Oggi la domanda che sorge spontanea, osservando la Beta Montecarlo, è come mai la Lancia abbia deciso di limitare la potenza del due litri a 120 CV. La risposta va cercata nelle nuove regole sulle emissioni che nel frattempo erano entrate in vigore anche in Italia, ma soprattutto nelle incertezze di quegli anni a metà dei Settanta, quando i rincari dei carburanti ponevano fondati dubbi sulla sopravvivenza stessa delle auto più veloci. Si preferì così aumentare la cilindrata senza innalzare il picco di potenza massima, per privilegiare l’erogazione di coppia motrice a vantaggio dell’economia nei consumi e della facilità di guida. L’allungamento del rapporto finale consentiva inoltre di sviluppare una superiore velocità massima nei confronti della Beta coupé. Quando poi si voleva “esagerare”, la potenza di 120 CV, complice il peso ridotto della Beta Montecarlo (tra 970 e 1040 kg secondo le versioni), era sufficiente a garantire emozioni da sportiva autentica.

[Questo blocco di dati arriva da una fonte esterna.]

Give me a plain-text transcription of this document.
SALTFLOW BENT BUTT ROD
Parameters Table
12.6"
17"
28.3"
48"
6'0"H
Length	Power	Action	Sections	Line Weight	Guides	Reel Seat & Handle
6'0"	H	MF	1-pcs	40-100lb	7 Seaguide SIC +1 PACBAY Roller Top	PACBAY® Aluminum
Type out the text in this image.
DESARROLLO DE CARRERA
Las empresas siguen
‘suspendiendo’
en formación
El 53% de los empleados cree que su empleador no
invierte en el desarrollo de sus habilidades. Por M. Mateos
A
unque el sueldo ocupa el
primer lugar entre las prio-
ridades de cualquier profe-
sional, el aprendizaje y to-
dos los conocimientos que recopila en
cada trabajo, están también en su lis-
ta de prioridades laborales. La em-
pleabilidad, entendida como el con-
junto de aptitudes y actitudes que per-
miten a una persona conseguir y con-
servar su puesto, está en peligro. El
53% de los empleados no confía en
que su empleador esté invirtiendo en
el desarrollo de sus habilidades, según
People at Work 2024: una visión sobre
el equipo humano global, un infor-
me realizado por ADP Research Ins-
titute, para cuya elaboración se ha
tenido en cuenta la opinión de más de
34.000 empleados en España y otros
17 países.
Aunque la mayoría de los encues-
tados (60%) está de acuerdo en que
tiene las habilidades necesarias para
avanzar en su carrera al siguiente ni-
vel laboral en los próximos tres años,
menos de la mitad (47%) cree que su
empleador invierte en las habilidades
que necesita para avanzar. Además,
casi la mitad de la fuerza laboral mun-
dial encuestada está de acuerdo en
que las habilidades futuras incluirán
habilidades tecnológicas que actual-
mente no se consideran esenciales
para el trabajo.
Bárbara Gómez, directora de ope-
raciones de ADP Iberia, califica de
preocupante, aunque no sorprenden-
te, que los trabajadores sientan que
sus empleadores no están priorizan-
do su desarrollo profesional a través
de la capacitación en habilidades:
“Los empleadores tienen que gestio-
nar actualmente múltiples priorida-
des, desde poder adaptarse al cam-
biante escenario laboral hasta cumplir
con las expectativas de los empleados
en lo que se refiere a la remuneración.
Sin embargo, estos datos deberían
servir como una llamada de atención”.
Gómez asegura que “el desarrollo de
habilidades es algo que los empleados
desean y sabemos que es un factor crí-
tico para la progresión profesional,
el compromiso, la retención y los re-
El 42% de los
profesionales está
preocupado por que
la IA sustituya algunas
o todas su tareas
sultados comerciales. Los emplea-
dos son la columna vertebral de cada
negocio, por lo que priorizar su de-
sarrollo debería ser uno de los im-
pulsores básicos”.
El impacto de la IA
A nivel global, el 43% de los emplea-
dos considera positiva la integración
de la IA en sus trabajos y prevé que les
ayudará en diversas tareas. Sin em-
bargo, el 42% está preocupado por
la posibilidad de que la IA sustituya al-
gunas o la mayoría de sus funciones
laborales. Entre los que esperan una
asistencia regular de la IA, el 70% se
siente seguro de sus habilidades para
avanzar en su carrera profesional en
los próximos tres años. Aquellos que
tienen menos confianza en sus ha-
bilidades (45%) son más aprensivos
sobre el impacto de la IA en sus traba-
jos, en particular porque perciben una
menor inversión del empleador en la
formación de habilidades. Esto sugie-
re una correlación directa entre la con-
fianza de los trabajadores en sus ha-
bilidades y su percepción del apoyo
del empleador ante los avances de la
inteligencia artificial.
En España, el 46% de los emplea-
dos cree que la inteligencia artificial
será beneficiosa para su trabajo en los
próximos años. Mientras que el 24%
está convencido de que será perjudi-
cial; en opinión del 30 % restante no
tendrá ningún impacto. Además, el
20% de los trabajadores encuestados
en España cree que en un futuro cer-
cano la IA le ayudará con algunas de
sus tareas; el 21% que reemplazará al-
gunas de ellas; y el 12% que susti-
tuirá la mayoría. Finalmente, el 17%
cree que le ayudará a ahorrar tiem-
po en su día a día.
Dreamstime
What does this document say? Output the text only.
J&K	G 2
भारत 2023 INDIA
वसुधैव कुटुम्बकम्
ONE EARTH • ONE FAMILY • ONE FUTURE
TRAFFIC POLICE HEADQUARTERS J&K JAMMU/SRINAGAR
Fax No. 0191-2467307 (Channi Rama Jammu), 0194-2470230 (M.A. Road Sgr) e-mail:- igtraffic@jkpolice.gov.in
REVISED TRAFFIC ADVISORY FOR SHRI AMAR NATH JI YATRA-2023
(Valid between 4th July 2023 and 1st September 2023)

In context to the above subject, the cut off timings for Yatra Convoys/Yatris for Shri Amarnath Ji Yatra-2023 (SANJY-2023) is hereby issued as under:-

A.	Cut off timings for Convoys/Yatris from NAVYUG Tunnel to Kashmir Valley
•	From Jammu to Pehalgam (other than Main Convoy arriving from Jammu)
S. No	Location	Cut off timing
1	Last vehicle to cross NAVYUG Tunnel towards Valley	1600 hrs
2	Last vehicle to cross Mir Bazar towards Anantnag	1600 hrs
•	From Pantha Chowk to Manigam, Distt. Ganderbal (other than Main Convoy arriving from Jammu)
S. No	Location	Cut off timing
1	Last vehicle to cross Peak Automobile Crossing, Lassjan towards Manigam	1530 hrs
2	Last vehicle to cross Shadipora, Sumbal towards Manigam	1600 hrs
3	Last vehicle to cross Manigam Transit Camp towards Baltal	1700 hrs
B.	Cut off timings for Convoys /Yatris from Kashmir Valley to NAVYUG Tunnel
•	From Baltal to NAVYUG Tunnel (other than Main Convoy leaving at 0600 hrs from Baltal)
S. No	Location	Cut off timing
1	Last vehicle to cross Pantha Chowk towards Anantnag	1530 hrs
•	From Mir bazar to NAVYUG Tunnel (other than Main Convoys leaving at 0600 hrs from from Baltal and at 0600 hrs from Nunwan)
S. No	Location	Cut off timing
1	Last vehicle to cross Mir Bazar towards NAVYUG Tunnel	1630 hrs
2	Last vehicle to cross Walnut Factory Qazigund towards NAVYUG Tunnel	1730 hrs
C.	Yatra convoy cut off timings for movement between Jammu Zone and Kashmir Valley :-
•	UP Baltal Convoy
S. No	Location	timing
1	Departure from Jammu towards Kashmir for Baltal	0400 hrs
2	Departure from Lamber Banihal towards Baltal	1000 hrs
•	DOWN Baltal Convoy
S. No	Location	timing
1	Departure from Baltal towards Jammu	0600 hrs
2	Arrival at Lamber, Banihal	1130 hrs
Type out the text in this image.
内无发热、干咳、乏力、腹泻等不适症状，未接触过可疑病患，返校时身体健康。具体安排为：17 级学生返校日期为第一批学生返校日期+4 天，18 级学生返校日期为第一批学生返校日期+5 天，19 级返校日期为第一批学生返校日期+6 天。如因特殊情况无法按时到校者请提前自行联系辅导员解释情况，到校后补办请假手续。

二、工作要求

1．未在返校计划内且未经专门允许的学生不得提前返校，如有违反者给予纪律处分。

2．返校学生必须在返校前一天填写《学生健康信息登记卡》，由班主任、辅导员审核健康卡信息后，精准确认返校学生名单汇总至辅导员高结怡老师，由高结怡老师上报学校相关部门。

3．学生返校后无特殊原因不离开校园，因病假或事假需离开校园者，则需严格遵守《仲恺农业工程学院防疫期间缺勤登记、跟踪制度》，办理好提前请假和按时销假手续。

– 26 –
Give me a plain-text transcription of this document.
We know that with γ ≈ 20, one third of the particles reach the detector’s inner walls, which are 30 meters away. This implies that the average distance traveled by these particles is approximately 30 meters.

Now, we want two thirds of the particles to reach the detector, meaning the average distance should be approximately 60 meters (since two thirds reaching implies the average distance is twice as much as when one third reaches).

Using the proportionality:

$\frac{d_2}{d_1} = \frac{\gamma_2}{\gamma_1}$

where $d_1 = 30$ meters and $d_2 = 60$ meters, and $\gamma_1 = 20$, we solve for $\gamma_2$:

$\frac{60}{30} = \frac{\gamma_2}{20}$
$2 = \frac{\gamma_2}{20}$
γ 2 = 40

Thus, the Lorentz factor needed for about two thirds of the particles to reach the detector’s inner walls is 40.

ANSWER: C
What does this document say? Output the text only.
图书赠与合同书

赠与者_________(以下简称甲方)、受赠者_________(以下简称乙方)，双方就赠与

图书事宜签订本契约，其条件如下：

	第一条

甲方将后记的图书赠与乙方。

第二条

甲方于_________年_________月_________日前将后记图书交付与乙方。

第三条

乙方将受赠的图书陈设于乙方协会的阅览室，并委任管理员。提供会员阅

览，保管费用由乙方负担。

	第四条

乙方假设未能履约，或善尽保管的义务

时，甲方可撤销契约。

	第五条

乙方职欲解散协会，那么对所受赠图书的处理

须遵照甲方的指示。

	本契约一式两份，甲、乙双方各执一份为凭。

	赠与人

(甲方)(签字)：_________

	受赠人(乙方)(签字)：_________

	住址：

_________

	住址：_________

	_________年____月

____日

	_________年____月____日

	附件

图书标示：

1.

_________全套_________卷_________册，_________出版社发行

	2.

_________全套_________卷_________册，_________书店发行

Nel corso degli anni l’evoluzione di questo modello causò la perdita del nome Beta. A partire dal 1979, la seconda serie fu chiamata semplicemente Montecarlo, con l’ovvio aggiornamento della scritta identificativa che fu stampata su un unico inserto in alluminio anziché essere sdoppiata come in precedenza.
Dietro il cambiamento del nome si celavano altre modifiche, come l’adozione delle ruote in lega da 14 pollici per ospitare dischi-freno di maggiore diametro. Da un ulteriore affinamento del motore, ferma restando la potenza massima, fu possibile ricavare un incremento di coppia motrice per esaltare ancor più la grande disponibilità del quattro cilindri a tutti i regimi.
Sul piano estetico gli spessi montanti posteriori, che avevano posto qualche problema di visibilità in manovra, furono svuotati per poterci vedere attraverso e, per non perdere le caratteristiche aerodinamiche, chiusi con vetro che poteva essere, a richiesta, di tipo atermico. Il frontale evidenziava la nuova calandra con un motivo comune agli altri modelli Lancia. Nel frattempo, dal 1976, il Codice della Strada aveva reso obbligatori gli indicatori di direzione anteriori di color arancione, che alla presentazione del modello l’anno prima erano invece bianchi. Comparve il marchio Lancia anche sul cofano posteriore. Si potevano notare, inoltre, altre piccole differenze: erano in genere semplici migliorie a piccoli problemi che si erano manifestati. Un esempio è costituito dalle griglie di ventilazione praticate sul cofano posteriore, che furono parzialmente chiuse per evitare indesiderati ingressi d’acqua piovana che andavano a depositarsi sulla testata del motore. All’interno c’era un nuovo volante a tre razze, dietro al quale si intravedeva la nuova grafica della strumentazione con numerazione più fitta: ad intervalli ogni 20 km/h anziché 30. Il fondo scala restava invariato a 260 orari.
Figlia di un’industria automobilistica che viveva un periodo di profonda crisi, la Beta Montecarlo seppe ugualmente farsi valere. Fece appena in tempo a vedere la ripresa economica degli anni ’80, quando però, oramai da sette anni in listino, il fascino della novità se n’era purtroppo andato.